# Will my 8 g card handle star trails...



## NancyMoranG (Feb 20, 2020)

I am back in Borrego Springs, Ca for a few nights. It is a dark sky location. I want to take advantage of it with trying star trails. 
I want to try and get some with that 'circular' look of trails behind/over a foreground statue. 
I only have an 8 gig and a 4 gig card. Nikon D7000, 11-16 Tokina, great tripod. 
Is that enough space to try this? Maybe I only get part of the look but will gain knowledge  which is a huge effort on my part.

Was going to download Sequator for when I can download them. Not techie, but this sounds like appropriate program to process...? 
Have PSE 11 but not good with layers.
Do I HAVE to shoot raw as these are surely NOT going to be enlarged/winners!
Thanks, I know it's a lot to ask..

I learned ALOT from this shot 2 wks ago. About 2.5 minute exposure. Will get better focus and a different statue away from road.


----------



## JBPhotog (Feb 20, 2020)

You'll have lots of room since this camera can read to two memory cards, you may want to set the 4 GB as JPEG and the 8GB as NEF. How many photos do you think you will need?

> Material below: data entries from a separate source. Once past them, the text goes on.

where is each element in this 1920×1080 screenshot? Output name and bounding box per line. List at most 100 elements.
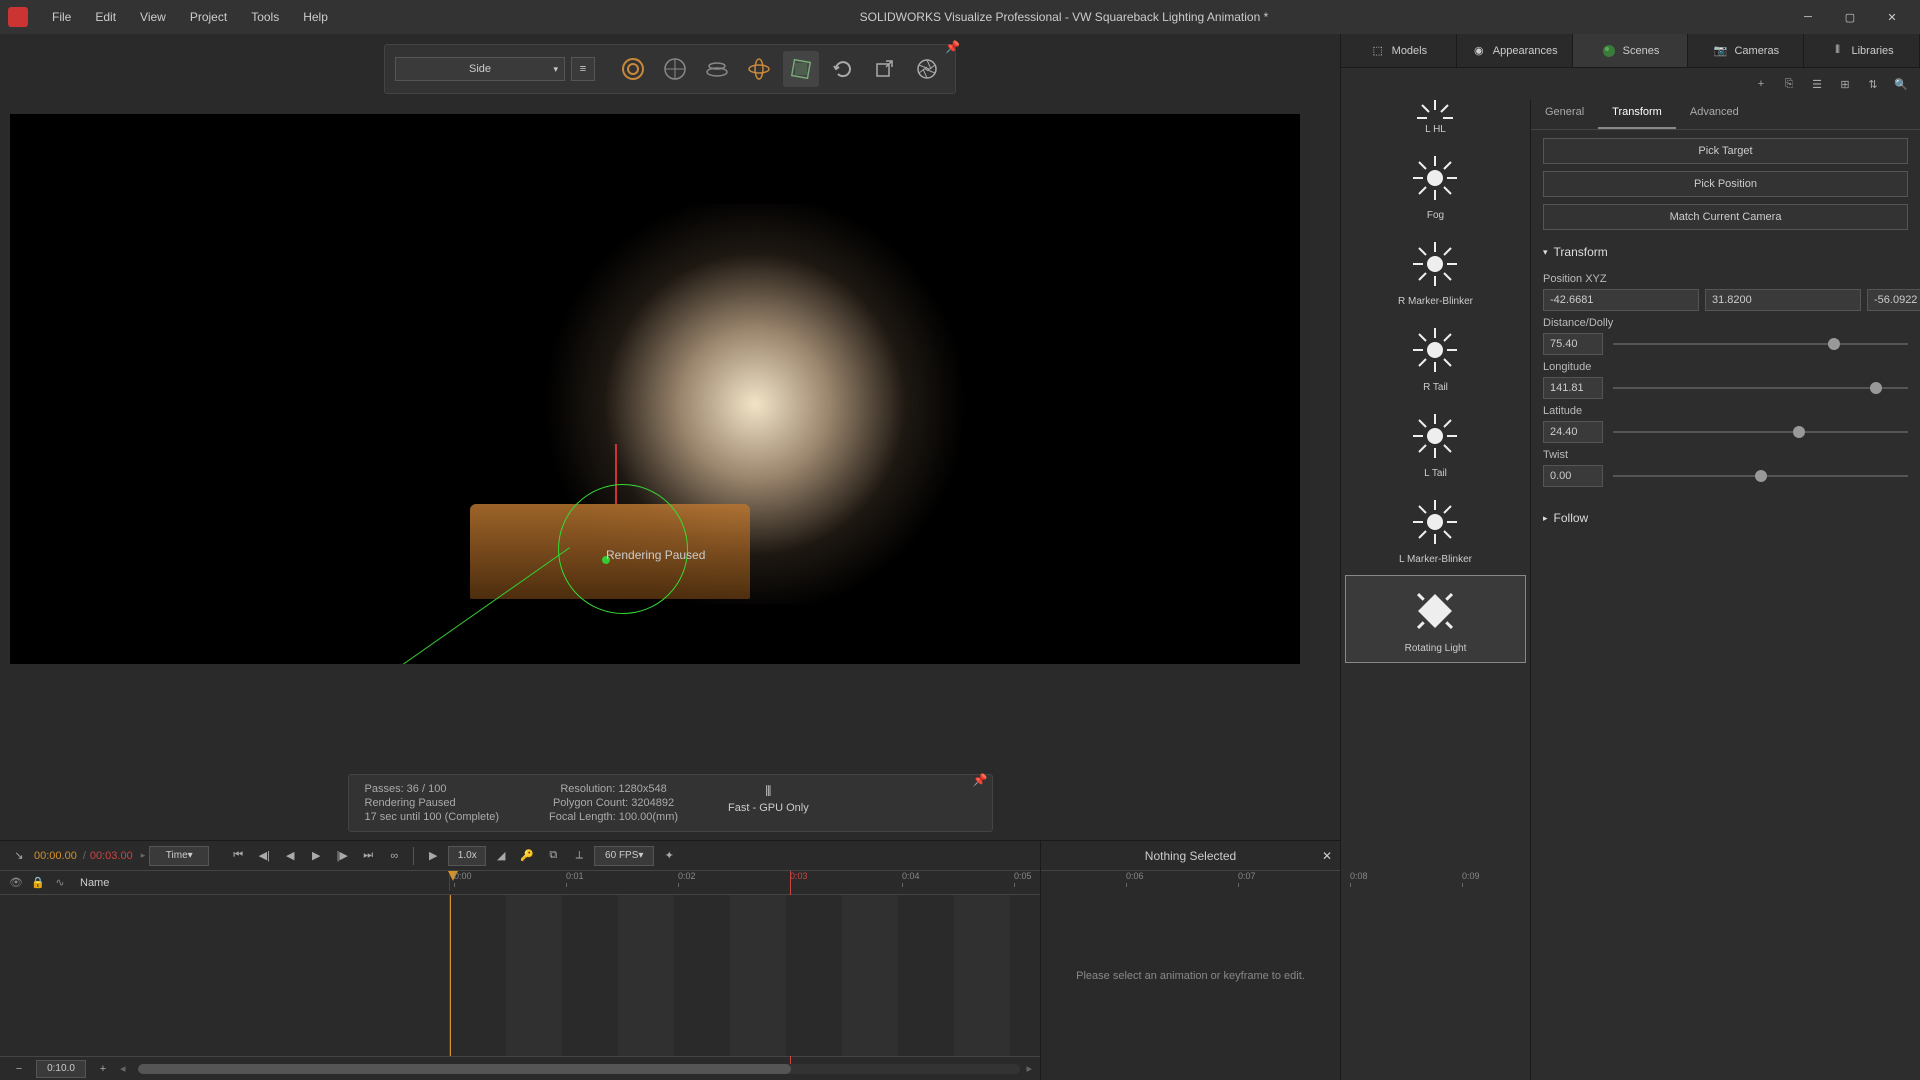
- light-item-ltail[interactable]: L Tail: [1341, 401, 1530, 487]
- cube-icon: ⬚: [1370, 43, 1386, 59]
- twist-input[interactable]: 0.00: [1543, 465, 1603, 487]
- step-back-button[interactable]: ◀|: [253, 845, 275, 867]
- menu-file[interactable]: File: [40, 6, 83, 28]
- transform-section-header[interactable]: Transform: [1543, 237, 1908, 267]
- polycount-label: Polygon Count: 3204892: [549, 797, 678, 809]
- zoom-in-button[interactable]: +: [92, 1058, 114, 1080]
- goto-start-button[interactable]: ⏮: [227, 845, 249, 867]
- light-item-rotating[interactable]: Rotating Light: [1345, 575, 1526, 663]
- twist-label: Twist: [1543, 449, 1908, 461]
- library-icon: ⦀: [1829, 43, 1845, 59]
- eta-label: 17 sec until 100 (Complete): [365, 811, 500, 823]
- timeline-controls: ↘ 00:00.00 / 00:03.00 ▸ Time ▾ ⏮ ◀| ◀ ▶ …: [0, 841, 1040, 871]
- crop-icon[interactable]: ⟂: [568, 845, 590, 867]
- pick-target-button[interactable]: Pick Target: [1543, 138, 1908, 164]
- menu-view[interactable]: View: [128, 6, 178, 28]
- menu-tools[interactable]: Tools: [239, 6, 291, 28]
- match-camera-button[interactable]: Match Current Camera: [1543, 204, 1908, 230]
- tab-models[interactable]: ⬚Models: [1341, 34, 1457, 67]
- light-item-lhl[interactable]: L HL: [1341, 100, 1530, 143]
- play-button[interactable]: ▶: [305, 845, 327, 867]
- tab-scenes[interactable]: Scenes: [1573, 34, 1689, 67]
- refresh-button[interactable]: [825, 51, 861, 87]
- record-button[interactable]: ▶: [422, 845, 444, 867]
- timeline-scrollbar[interactable]: [138, 1064, 1021, 1074]
- visibility-icon[interactable]: 👁: [8, 875, 24, 891]
- step-forward-button[interactable]: |▶: [331, 845, 353, 867]
- pick-position-button[interactable]: Pick Position: [1543, 171, 1908, 197]
- light-item-rtail[interactable]: R Tail: [1341, 315, 1530, 401]
- properties-panel: General Transform Advanced Pick Target P…: [1531, 100, 1920, 1080]
- pin-icon[interactable]: 📌: [945, 40, 960, 54]
- camera-icon: 📷: [1712, 43, 1728, 59]
- menu-help[interactable]: Help: [291, 6, 340, 28]
- aperture-button[interactable]: [909, 51, 945, 87]
- camera-dropdown[interactable]: Side: [395, 57, 565, 81]
- longitude-slider[interactable]: [1613, 387, 1908, 389]
- prop-tab-transform[interactable]: Transform: [1598, 100, 1676, 129]
- timeline-arrow-icon[interactable]: ↘: [8, 845, 30, 867]
- light-item-fog[interactable]: Fog: [1341, 143, 1530, 229]
- position-y-input[interactable]: [1705, 289, 1861, 311]
- volume-icon[interactable]: ◢: [490, 845, 512, 867]
- fps-dropdown[interactable]: 60 FPS ▾: [594, 846, 654, 866]
- latitude-input[interactable]: 24.40: [1543, 421, 1603, 443]
- zoom-out-button[interactable]: −: [8, 1058, 30, 1080]
- sort-button[interactable]: ⇅: [1864, 75, 1882, 93]
- goto-end-button[interactable]: ⏭: [357, 845, 379, 867]
- maximize-button[interactable]: ▢: [1830, 3, 1870, 31]
- play-back-button[interactable]: ◀: [279, 845, 301, 867]
- minimize-button[interactable]: ─: [1788, 3, 1828, 31]
- render-mode-1[interactable]: [615, 51, 651, 87]
- distance-input[interactable]: 75.40: [1543, 333, 1603, 355]
- render-mode-5[interactable]: [783, 51, 819, 87]
- camera-menu-button[interactable]: ≡: [571, 57, 595, 81]
- loop-button[interactable]: ∞: [383, 845, 405, 867]
- link-icon[interactable]: ⧉: [542, 845, 564, 867]
- longitude-input[interactable]: 141.81: [1543, 377, 1603, 399]
- latitude-slider[interactable]: [1613, 431, 1908, 433]
- close-button[interactable]: ✕: [1872, 3, 1912, 31]
- render-mode-3[interactable]: [699, 51, 735, 87]
- tab-appearances[interactable]: ◉Appearances: [1457, 34, 1573, 67]
- distance-slider[interactable]: [1613, 343, 1908, 345]
- render-mode-2[interactable]: [657, 51, 693, 87]
- light-list: L HL Fog R Marker-Blinker R Tail L Tail: [1341, 100, 1531, 1080]
- render-mode-4[interactable]: [741, 51, 777, 87]
- prop-tab-general[interactable]: General: [1531, 100, 1598, 129]
- menu-edit[interactable]: Edit: [83, 6, 128, 28]
- import-button[interactable]: ⎘: [1780, 75, 1798, 93]
- twist-slider[interactable]: [1613, 475, 1908, 477]
- lock-icon[interactable]: 🔒: [30, 875, 46, 891]
- prop-tab-advanced[interactable]: Advanced: [1676, 100, 1753, 129]
- follow-section-header[interactable]: Follow: [1543, 503, 1908, 533]
- total-time: 00:03.00: [90, 850, 133, 862]
- light-item-lmarker[interactable]: L Marker-Blinker: [1341, 487, 1530, 573]
- zoom-input[interactable]: [36, 1060, 86, 1078]
- render-viewport[interactable]: Rendering Paused ↖: [10, 114, 1300, 664]
- app-icon: [8, 7, 28, 27]
- search-button[interactable]: 🔍: [1892, 75, 1910, 93]
- timeline-ruler[interactable]: 0:00 0:01 0:02 0:03 0:04 0:05 0:06 0:07 …: [450, 871, 1040, 894]
- keyframe-panel-header: Nothing Selected ✕: [1041, 841, 1340, 871]
- list-view-button[interactable]: ☰: [1808, 75, 1826, 93]
- timeline-tracks[interactable]: [0, 895, 1040, 1056]
- add-button[interactable]: +: [1752, 75, 1770, 93]
- position-z-input[interactable]: [1867, 289, 1920, 311]
- pin-icon[interactable]: 📌: [973, 773, 988, 787]
- curve-icon[interactable]: ∿: [52, 875, 68, 891]
- key-icon[interactable]: 🔑: [516, 845, 538, 867]
- name-column-header: Name: [80, 877, 109, 889]
- playback-speed[interactable]: 1.0x: [448, 846, 486, 866]
- tab-libraries[interactable]: ⦀Libraries: [1804, 34, 1920, 67]
- keyframe-panel-close[interactable]: ✕: [1322, 849, 1332, 863]
- export-button[interactable]: [867, 51, 903, 87]
- position-x-input[interactable]: [1543, 289, 1699, 311]
- motion-icon[interactable]: ✦: [658, 845, 680, 867]
- time-mode-dropdown[interactable]: Time ▾: [149, 846, 209, 866]
- light-item-rmarker[interactable]: R Marker-Blinker: [1341, 229, 1530, 315]
- grid-view-button[interactable]: ⊞: [1836, 75, 1854, 93]
- tab-cameras[interactable]: 📷Cameras: [1688, 34, 1804, 67]
- position-label: Position XYZ: [1543, 273, 1908, 285]
- menu-project[interactable]: Project: [178, 6, 239, 28]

Here's the capacity of shots from your manual page 320.


----------



## NancyMoranG (Feb 20, 2020)

I should have looked there :{.  sorry..
It seems people mention 200 or so photos?


----------



## JBPhotog (Feb 20, 2020)

No worries, many people lose that darn thing after they rip the box open, LOL.

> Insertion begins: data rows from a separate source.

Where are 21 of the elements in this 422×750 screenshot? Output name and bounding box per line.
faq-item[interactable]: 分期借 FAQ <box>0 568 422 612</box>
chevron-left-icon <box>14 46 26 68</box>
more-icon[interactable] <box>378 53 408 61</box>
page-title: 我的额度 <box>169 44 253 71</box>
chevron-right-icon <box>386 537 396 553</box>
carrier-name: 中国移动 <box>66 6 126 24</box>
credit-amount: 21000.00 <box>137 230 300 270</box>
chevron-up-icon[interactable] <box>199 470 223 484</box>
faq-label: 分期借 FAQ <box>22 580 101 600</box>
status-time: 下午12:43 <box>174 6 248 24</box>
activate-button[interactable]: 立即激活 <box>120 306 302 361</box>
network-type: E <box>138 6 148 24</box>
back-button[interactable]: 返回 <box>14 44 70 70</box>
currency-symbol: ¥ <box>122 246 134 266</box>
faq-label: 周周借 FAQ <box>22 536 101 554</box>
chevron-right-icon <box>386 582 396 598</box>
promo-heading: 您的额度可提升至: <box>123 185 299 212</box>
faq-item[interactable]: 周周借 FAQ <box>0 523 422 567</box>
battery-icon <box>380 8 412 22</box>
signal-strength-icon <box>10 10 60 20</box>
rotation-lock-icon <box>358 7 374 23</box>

Yes and depending on your Raw NEF bit depth and Lossless compressed or compressed you should be able to get close to 300. Keeping in mind that these are all guesses based on typical bit data, a dark sky may indeed get you more images on the card.

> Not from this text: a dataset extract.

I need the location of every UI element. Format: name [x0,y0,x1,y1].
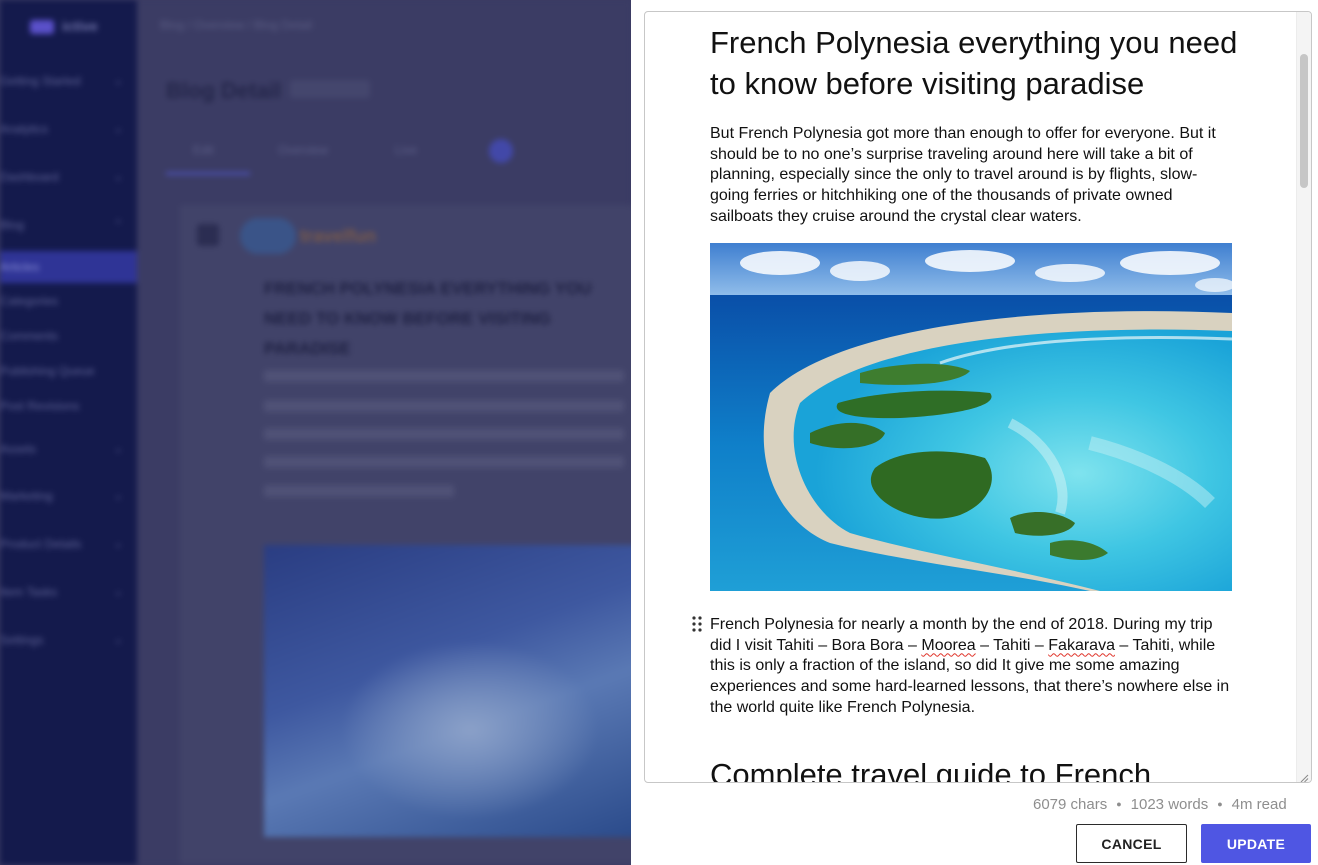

Have fun with your project.


----------



## Derrel (Feb 20, 2020)

I think JB is correct that the night sky will allow you to take more photos since there is a lot less detail to be recorded compared to say a typical landscape. My guess is that you'll get 35 to 40% more photos than the manual states, since the detail will be extremely limited, being composed mostly of black sky with tiny pinpoints of starlight.


----------